We further sought to examine the relationship between functional connectivity/effective connectivity and the degree of hand preference (Supplementary Note 3), although our results did not support interhemispheric functional interactions between M1s during RHM or LHM in the employed task (Supplementary Note 1). We performed the simple correlation analysis with use of the values of the functional connectivity/effective connectivity (Supplementary Note 1) and the EHI scores.

Correlation analysis

We used correlation analyses to compute the correlation coefficient (r) and its statistical significance (Fig. 4, Supplementary Figs. 36, and Supplementary Notes 1, 3; details for each analysis are in the main text, figure legends, and supplementary data). The M1 activity and SHc activity were transformed to z-scores with respect to each variable and then tested. The significance threshold was set at p < 0.05.

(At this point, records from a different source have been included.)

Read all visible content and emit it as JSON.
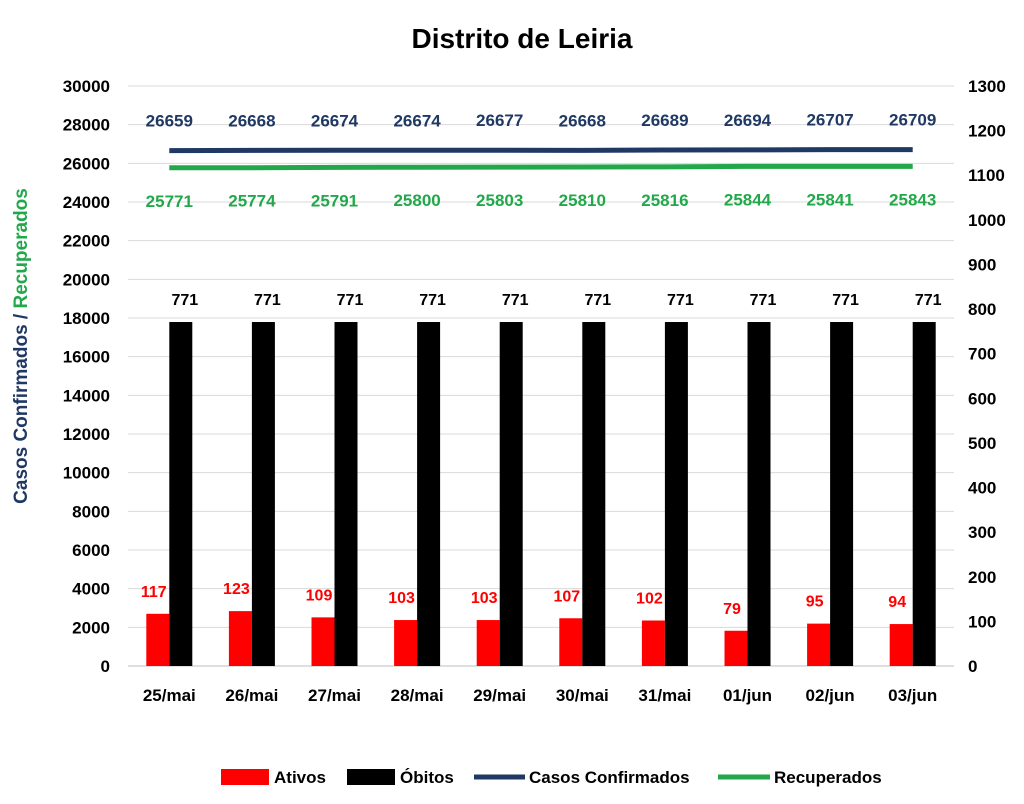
{
  "chart_data": {
    "type": "bar",
    "title": "Distrito de Leiria",
    "categories": [
      "25/mai",
      "26/mai",
      "27/mai",
      "28/mai",
      "29/mai",
      "30/mai",
      "31/mai",
      "01/jun",
      "02/jun",
      "03/jun"
    ],
    "ylabel_left_part1": "Casos Confirmados",
    "ylabel_left_sep": " / ",
    "ylabel_left_part2": "Recuperados",
    "ylim_left": [
      0,
      30000
    ],
    "yticks_left": [
      0,
      2000,
      4000,
      6000,
      8000,
      10000,
      12000,
      14000,
      16000,
      18000,
      20000,
      22000,
      24000,
      26000,
      28000,
      30000
    ],
    "ylim_right": [
      0,
      1300
    ],
    "yticks_right": [
      0,
      100,
      200,
      300,
      400,
      500,
      600,
      700,
      800,
      900,
      1000,
      1100,
      1200,
      1300
    ],
    "grid": true,
    "legend_position": "bottom",
    "series": [
      {
        "name": "Ativos",
        "kind": "bar",
        "axis": "right",
        "color": "#ff0000",
        "values": [
          117,
          123,
          109,
          103,
          103,
          107,
          102,
          79,
          95,
          94
        ]
      },
      {
        "name": "Óbitos",
        "kind": "bar",
        "axis": "right",
        "color": "#000000",
        "values": [
          771,
          771,
          771,
          771,
          771,
          771,
          771,
          771,
          771,
          771
        ]
      },
      {
        "name": "Casos Confirmados",
        "kind": "line",
        "axis": "left",
        "color": "#1f3864",
        "values": [
          26659,
          26668,
          26674,
          26674,
          26677,
          26668,
          26689,
          26694,
          26707,
          26709
        ]
      },
      {
        "name": "Recuperados",
        "kind": "line",
        "axis": "left",
        "color": "#22a84a",
        "values": [
          25771,
          25774,
          25791,
          25800,
          25803,
          25810,
          25816,
          25844,
          25841,
          25843
        ]
      }
    ]
  }
}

Statistics and reproducibility

All analyses used data from all 13 participants. A two-tailed test was used in all of the analyses: either the Wilcoxon signed-rank test or Pearson’s correlation coefficient (Figs. 1, 4, Supplementary Figs. 36, Supplementary Fig. 9, and Supplementary Notes 1, 3). The highest and lowest 95% confidence interval was determined from the simulated null distributions. F values, t values, and the degree of freedom for all results are provided in the figures.

Analyses in the present study were performed using the SPSS software package (IBM, Chicago, IL, USA), and the MATLAB Statistics and Machine Learning Toolbox 8.1 and Optimization Toolbox 8.1 (Release 2017b, The MathWorks, Inc., Natick, MA, USA).

Reporting summary

Further information on research design is available in the Nature Research Reporting Summary linked to this article.